Preoperative B-Blockers as a Coronary Surgery Quality Metric: The Lack of Evidence of Efficacy.

Giovanni Filardo Ph.D.
Filardo, G., B. da Graca, D. M. Sass, J. Hamilton, B. D. Pollock and J. R. Edgerton (2019). “Preoperative B-Blockers as a Coronary Surgery Quality Metric: The Lack of Evidence of Efficacy.” Ann Thorac Surg Sep 9. [Epub ahead of print].
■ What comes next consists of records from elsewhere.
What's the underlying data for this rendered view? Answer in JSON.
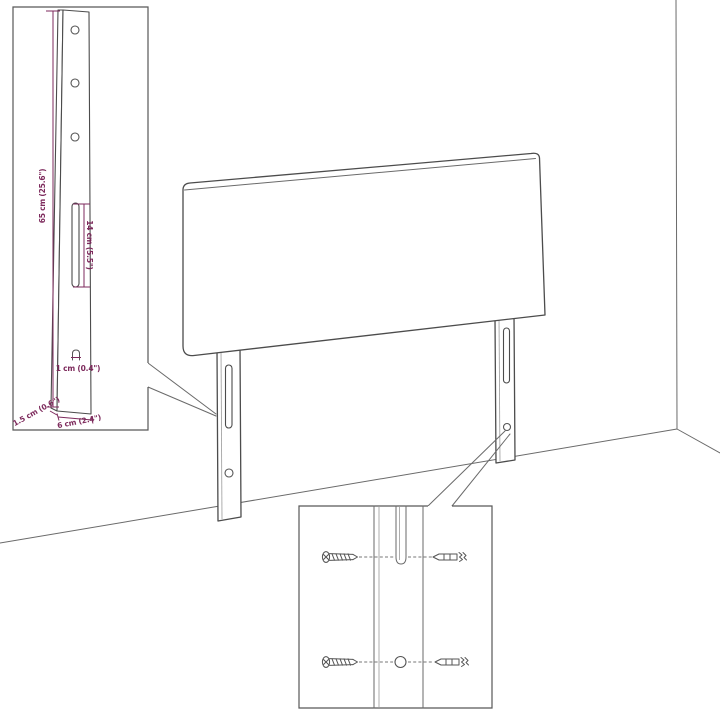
{
  "diagram_title": "headboard-assembly-dimension-diagram",
  "colors": {
    "background": "#ffffff",
    "line": "#4c4c4c",
    "line_light": "#9a9a9a",
    "dimension_text": "#7d2a5c"
  },
  "leg_detail_inset": {
    "height_label": "65 cm (25.6\")",
    "slot_length_label": "14 cm (5.5\")",
    "slot_width_label": "1 cm (0.4\")",
    "thickness_label": "1.5 cm (0.6\")",
    "depth_label": "6 cm (2.4\")",
    "icons": [
      "leg-front-face",
      "leg-side-face",
      "screw-hole-icon",
      "mount-slot-icon",
      "slot-section-icon"
    ]
  },
  "mount_detail_inset": {
    "icons": [
      "screw-icon",
      "wall-plug-icon",
      "mount-slot-icon",
      "screw-hole-icon",
      "leg-strip"
    ]
  },
  "scene": {
    "objects": [
      "headboard-panel",
      "left-leg",
      "right-leg",
      "room-corner",
      "floor-line"
    ]
  }
}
BACKGROUND: Two quality measures used in public-reporting and value-based payment programs require beta-blockers be administered <24 hours before isolated coronary artery bypass graft surgery (CABG) to prevent atrial fibrillation (AF) and mortality. Questions have arisen about continued use of these measures. METHODS: We conducted a systematic search for randomized controlled trials (RCTs) examining the impact of pre-operative beta-blockers on AF or mortality following isolated CABG to determine what evidence of efficacy supports the measures. RESULTS: We identified 11 RCTs. All continued B-blockers post-operatively, making it unfeasible to separate the benefits of pre- vs post-operative administration. Meta-analysis was precluded by methodological variation in beta-blocker utilized, timing and dosage, and supplemental and comparison treatments. Of the 8 comparisons of beta-blockers/beta-blocker+digoxin versus placebo (n=826 patients), 6 showed significant reductions in AF/supraventricular arrhythmias. Of the 3 comparisons (n=444) of beta-blockers versus amiodarone, 2 found no significant difference in AF; the third showed significantly lower incidence with amiodarone. One RCT compared beta-blocker+amiodarone versus each of those drugs separately; the combination reduced AF significantly better than the beta-blocker alone, but not amiodarone alone. 7 RCTs reported short-term mortality, but this outcome was too rare and the sample sizes too small to provide any meaningful comparisons. CONCLUSIONS: Existing RCT evidence does not support the structure of quality measures that require B-blocker administration specifically within 24 hours prior to CABG to prevent post-operative AF or short-term mortality. Quality measures should be revised to align with the evidence, and further studies conducted to determine optimal timing and method of prophylaxis.